An apple a day

1st October 2016 In Season

Don’t worry we aren’t talking about those ubiquitous little fruit named gadgets that most of us now use on a daily basis. Instead we are getting back to basics and talking about the sweet, crunchy and pomaceous fruit that is the apple.

Did you know that more than 2,300 varieties of apples have been bred in Britain alone and if you were to eat an apple a day, it would take you more than six years to eat one of each kind!

Apples actually belong to the Rose family of plants and are joined in that family by a wide range of other popular fruits including apricots, plums, cherries, peaches, pears and even raspberries.

Of the 2,300 kinds of apples which have been bred in Britain, each type has its own distinct colour, shape, texture and taste, we are delighted that there has been a revival in heritage varieties which means greater availability in greengrocers, farmers’ markets, farm shops and even in some supermarkets. The flavours of these traditional apple varieties vary greatly, from the more fragrant types with a hint of strawberry to the full bodied, nutty and spicy apples that come later in the season.

Know your apples?
1.    It takes two pounds of apples to make one nine-inch apple pie.
2.    Have you ever wondered why apples float? It’s because 25% of their volume is made up by air.
3.    Pomology is the science of apple growing.
4.    Apples can range in size from as small as a cherry to as large as a grapefruit.
5.    Apple trees can live for more than 100 years.
6.    Two thirds of the fibre and lots of antioxidants are found in the apple peel.
7.    Apples contain high levels of boron, which increases mental alertness.
8.    Apple seeds contain a cyanide compound.
9.    Apple trees take four to five years to bear their first fruit.
10.    It takes roughly 36 apples to make one gallon of cider.
11.    Many orchards grow dwarf apple trees because their height makes them easier to maintain and harvest.
12.    Malusdomesticaphobia is the fear of apples! And no, we didn’t make that up.

Different types of apples
In basic terms, there are two types of apples: eating apples and cooking apples. Eating apples are sweeter and have the most interesting flavours, this is because their sugars are balanced by an edge of acidity. They also hold their shape during cooking, making them the right choice for a French apple tart or a Tarte Tatin, recipes which were developed in countries without a tradition of cooking apples. Some of the most popular varieties include Granny Smith, Cox’s Orange Pippin and Golden Delicious.

Cooking apples are larger and more acidic but this sourness does mellow during cooking. But interestingly a cooking apple will become more like an eating apple in storage because the acids do lessen over time. Some apples are even classed as dual-purpose, and these varieties are best for cooking when young and for eating when they are older. The most popular British cooking apple is of course the Bramley Apple.

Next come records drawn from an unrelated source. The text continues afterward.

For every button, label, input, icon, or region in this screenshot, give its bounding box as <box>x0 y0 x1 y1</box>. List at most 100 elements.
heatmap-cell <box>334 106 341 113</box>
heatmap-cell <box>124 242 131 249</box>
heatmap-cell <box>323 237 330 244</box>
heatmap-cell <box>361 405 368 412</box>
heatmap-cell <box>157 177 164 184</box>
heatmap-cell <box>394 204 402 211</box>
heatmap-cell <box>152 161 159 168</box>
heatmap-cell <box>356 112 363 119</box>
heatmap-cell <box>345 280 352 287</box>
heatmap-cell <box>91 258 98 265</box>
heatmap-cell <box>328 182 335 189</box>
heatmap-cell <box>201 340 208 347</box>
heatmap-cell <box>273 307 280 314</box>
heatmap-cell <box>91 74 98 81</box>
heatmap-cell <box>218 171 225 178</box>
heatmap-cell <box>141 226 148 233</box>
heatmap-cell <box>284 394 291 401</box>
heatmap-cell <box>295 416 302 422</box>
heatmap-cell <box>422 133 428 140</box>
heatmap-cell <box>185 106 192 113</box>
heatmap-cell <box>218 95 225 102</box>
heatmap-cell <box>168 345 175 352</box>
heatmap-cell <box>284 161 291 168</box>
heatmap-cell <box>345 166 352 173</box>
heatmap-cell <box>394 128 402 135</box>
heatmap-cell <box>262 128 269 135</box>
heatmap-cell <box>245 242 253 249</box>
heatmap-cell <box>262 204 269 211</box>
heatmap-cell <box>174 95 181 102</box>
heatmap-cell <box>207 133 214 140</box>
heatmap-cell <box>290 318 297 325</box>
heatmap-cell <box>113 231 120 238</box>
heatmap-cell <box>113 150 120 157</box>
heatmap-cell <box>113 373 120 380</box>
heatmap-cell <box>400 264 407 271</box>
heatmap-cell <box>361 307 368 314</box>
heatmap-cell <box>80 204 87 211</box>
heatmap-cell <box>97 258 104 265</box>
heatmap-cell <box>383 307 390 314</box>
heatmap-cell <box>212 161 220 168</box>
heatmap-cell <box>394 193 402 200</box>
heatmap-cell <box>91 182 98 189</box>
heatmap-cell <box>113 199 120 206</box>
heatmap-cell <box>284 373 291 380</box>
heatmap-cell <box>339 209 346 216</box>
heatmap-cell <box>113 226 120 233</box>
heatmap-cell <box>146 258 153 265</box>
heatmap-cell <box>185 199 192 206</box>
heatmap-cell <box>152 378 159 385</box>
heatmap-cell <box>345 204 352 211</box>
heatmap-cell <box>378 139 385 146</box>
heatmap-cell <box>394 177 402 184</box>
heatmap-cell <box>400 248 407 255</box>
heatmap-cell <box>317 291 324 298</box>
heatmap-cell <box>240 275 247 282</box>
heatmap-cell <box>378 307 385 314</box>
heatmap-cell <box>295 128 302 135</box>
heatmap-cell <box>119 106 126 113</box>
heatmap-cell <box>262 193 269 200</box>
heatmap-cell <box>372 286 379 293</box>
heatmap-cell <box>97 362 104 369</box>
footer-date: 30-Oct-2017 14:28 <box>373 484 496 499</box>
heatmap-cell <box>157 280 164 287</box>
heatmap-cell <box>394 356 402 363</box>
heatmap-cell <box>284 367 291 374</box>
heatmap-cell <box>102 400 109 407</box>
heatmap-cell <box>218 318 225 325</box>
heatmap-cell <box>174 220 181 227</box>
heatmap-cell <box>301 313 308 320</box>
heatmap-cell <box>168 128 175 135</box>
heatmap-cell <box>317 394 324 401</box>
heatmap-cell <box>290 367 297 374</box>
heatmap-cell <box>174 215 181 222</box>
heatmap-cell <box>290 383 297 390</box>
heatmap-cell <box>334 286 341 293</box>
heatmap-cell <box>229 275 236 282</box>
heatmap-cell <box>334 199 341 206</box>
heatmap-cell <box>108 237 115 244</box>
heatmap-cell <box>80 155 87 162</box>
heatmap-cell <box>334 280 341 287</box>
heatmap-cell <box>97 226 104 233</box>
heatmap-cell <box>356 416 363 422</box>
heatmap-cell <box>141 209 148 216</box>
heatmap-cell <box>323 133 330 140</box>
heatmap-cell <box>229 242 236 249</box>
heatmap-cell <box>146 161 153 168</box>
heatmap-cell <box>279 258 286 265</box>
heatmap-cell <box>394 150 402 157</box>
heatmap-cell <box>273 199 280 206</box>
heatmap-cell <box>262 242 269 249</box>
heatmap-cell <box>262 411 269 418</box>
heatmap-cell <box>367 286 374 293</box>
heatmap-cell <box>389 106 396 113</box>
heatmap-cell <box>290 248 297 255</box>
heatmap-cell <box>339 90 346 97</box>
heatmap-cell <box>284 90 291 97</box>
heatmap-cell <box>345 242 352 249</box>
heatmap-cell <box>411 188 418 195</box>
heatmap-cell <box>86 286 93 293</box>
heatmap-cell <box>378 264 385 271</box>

If you are lucky enough to have apple trees in your garden or have the opportunity to pick your own, all you need to do is gently cup the apple in your hand and twist slightly. If the stalk comes away easily from the tree, the apple is ready.

Here are some wonderful Scottish apple varieties with equally wonderful names which you may or may not have heard of.

The James Grieve
A dessert apple with yellow fruit, speckled and striped with orange. This apple is savoury and juicy with a strong acidity.

The Coul Blush
Britain’s most northerly apple, hailing from Coul in Ross-shire. Gold with a faint flush and sweet, with a soft, cream flesh. Makes a good sauce.

The Bloody Ploughman
Cultivated in the Carse of Gowrie around 1880. Deep, dark, blood red eating apple with flesh with pink stains. Named after a ploughman who was caught stealing the apples and shot by a gamekeeper.

The Cambusnethan Pippin
Popular for being an excellent, scab-free dessert apple from either Clydesdale or Stirling. It is tender and juicy with mild acidity.

The Lass O’Gowrie
A sweet, juicy cooker from Perthshire which is favoured for keeping its shape.

And we are pleased to introduce one that is practically on our own doorstep!

The White Melrose
Raised at Melrose Abbey before 1831. This variety is a large, ribbed, green fruit popular in Tweedside orchards in the 19th century and has a sweet and pleasantly sub-acid flavour.

Storing apples
If you do find yourself with a large quantity of apples at this time of year aren’t able to use them all, the good news is that they will store really well for months if they are unblemished. Just wrap each one in dry newspaper and then place them in a single layer in the bottom of a wooden crate or shallow cardboard box. Then place in a cool, dry, dark, airy place and check them regularly and immediately throw out any that have rotted. As a rule, the later that an apple ripens, the longer it will keep.

Well worth a visit
And last but not least, do try and visit the wonderful Apple Orchard at the National Trust’s Priorwood Gardens, next to Melrose Abbey. The orchard cultivates many historic apple varieties, conjuring up connections with the garden’s past, when it may have been used as a kitchen garden by Melrose Abbey monks.